Personal information
- Born: September 19, 1952 Oklahoma City, Oklahoma, U.S.
- Died: July 3, 2002 (aged 49) Oklahoma City, Oklahoma, U.S.
- Height: 5 ft 10 in (1.78 m)
- Weight: 195 lb (88 kg)

Career information
- High school: Classen High School
- College: Oklahoma Northeast Louisiana

Career history
- 1974: Birmingham Americans
- 1975: Shreveport Steamers
- 1976–1978: Hamilton Tiger-Cats
- 1979: Minnesota Vikings
- 1981: Winnipeg Blue Bombers
- 1982: Saskatchewan Roughriders

Awards and highlights
- CFL's Most Outstanding Player Award (1977); 2× Jeff Russel Memorial Trophy (1976, 1977); 2× CFL All-Star (1976, 1977); 2× CFL East All-Star (1976, 1977); First-team Little All-American (1972);
- Stats at Pro Football Reference

= Jimmy Edwards (gridiron football) =

American gridiron football player (1952–2002)

Jimmy Edwards (September 19, 1952 – July 3, 2002) was a running back for the Hamilton Tiger-Cats of the Canadian Football League.

==Early life==
Edwards was born in Oklahoma City, Oklahoma, and graduated from Classen High School in Oklahoma City. He married Elaine June Sheets. He played college football at the University of Oklahoma and the University of Louisiana at Monroe. He was selected by the Associated Press as a first-team running back on the 1972 Little All-America college football team.

==Professional career==
He began his professional career in the WFL in 1974 with the Birmingham Americans. He rushed for 575 yards on 99 carries and scored 7 TDs, while also catching 11 passes and returning kickoffs. In 1975, he moved to the Shreveport Steamers, where he rushed for only 163 yards on 49 carries and scoring 3 TDs. In the short existence of the WFL Edwards was the 20th all-time leading rusher.

He starred with the Tiger-Cats from 1976 to 1978. He was an all star each season and won the CFL's Most Outstanding Player Award in 1977 when he led the league in rushing with 1581 yards.
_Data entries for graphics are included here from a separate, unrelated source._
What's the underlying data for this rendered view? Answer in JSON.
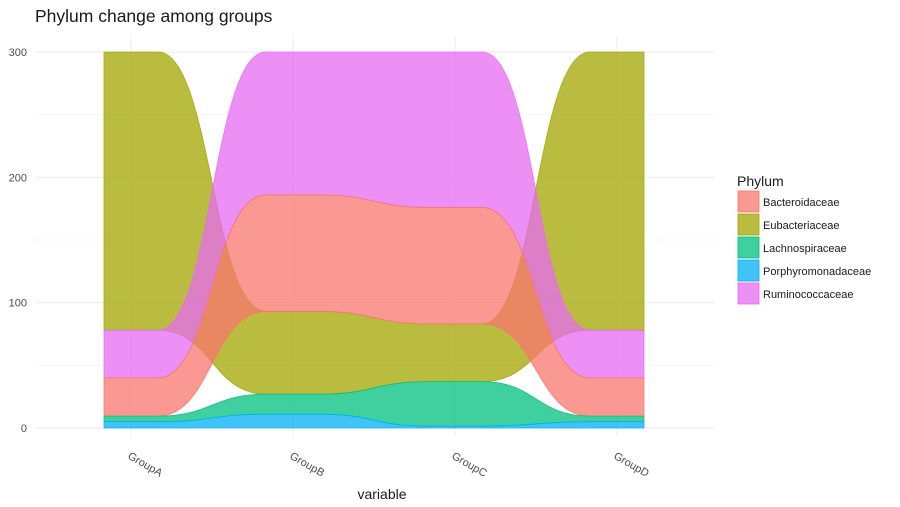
{
  "chart_data": {
    "type": "alluvial",
    "title": "Phylum change among groups",
    "xlabel": "variable",
    "ylabel": "",
    "ylim": [
      0,
      300
    ],
    "yticks": [
      0,
      100,
      200,
      300
    ],
    "categories": [
      "GroupA",
      "GroupB",
      "GroupC",
      "GroupD"
    ],
    "legend": {
      "title": "Phylum",
      "position": "right",
      "entries": [
        {
          "name": "Bacteroidaceae",
          "color": "#F8766D"
        },
        {
          "name": "Eubacteriaceae",
          "color": "#A3A500"
        },
        {
          "name": "Lachnospiraceae",
          "color": "#00BF7D"
        },
        {
          "name": "Porphyromonadaceae",
          "color": "#00B0F6"
        },
        {
          "name": "Ruminococcaceae",
          "color": "#E76BF3"
        }
      ]
    },
    "series": [
      {
        "name": "Bacteroidaceae",
        "values": [
          30.5,
          93,
          93,
          30.5
        ]
      },
      {
        "name": "Eubacteriaceae",
        "values": [
          222,
          66,
          46,
          222
        ]
      },
      {
        "name": "Lachnospiraceae",
        "values": [
          4.5,
          16,
          35.5,
          4.5
        ]
      },
      {
        "name": "Porphyromonadaceae",
        "values": [
          5,
          11,
          1.5,
          5
        ]
      },
      {
        "name": "Ruminococcaceae",
        "values": [
          38,
          114,
          124,
          38
        ]
      }
    ],
    "stack_order_bottom_to_top": [
      [
        "Porphyromonadaceae",
        "Lachnospiraceae",
        "Bacteroidaceae",
        "Ruminococcaceae",
        "Eubacteriaceae"
      ],
      [
        "Porphyromonadaceae",
        "Lachnospiraceae",
        "Eubacteriaceae",
        "Bacteroidaceae",
        "Ruminococcaceae"
      ],
      [
        "Porphyromonadaceae",
        "Lachnospiraceae",
        "Eubacteriaceae",
        "Bacteroidaceae",
        "Ruminococcaceae"
      ],
      [
        "Porphyromonadaceae",
        "Lachnospiraceae",
        "Bacteroidaceae",
        "Ruminococcaceae",
        "Eubacteriaceae"
      ]
    ],
    "grid": true,
    "fill_alpha": 0.75
  }
}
This remained a team record until 2004, when Troy Davis broke it. He also rushed for 1046 yards in 1976, with 7 touchdowns, and for 800 yards in 1978. He finished in Hamilton with 3467 yards on 641 carries.

In 1979, he played 14 games with the NFL's Minnesota Vikings, where he led the league in kickoff return yardage average (25.1 on 44 returns.) He also returned 33 punts, but caught only one pass and did not rush the ball.

He returned to the CFL briefly, playing with the Winnipeg Blue Bombers in 1981 and the Saskatchewan Roughriders in 1982.

==Death==
Jimmy Edwards died on July 3, 2002, in Oklahoma City, Oklahoma. The NewsOK.com website announced his death and subsequent funeral service, which was held on July 10.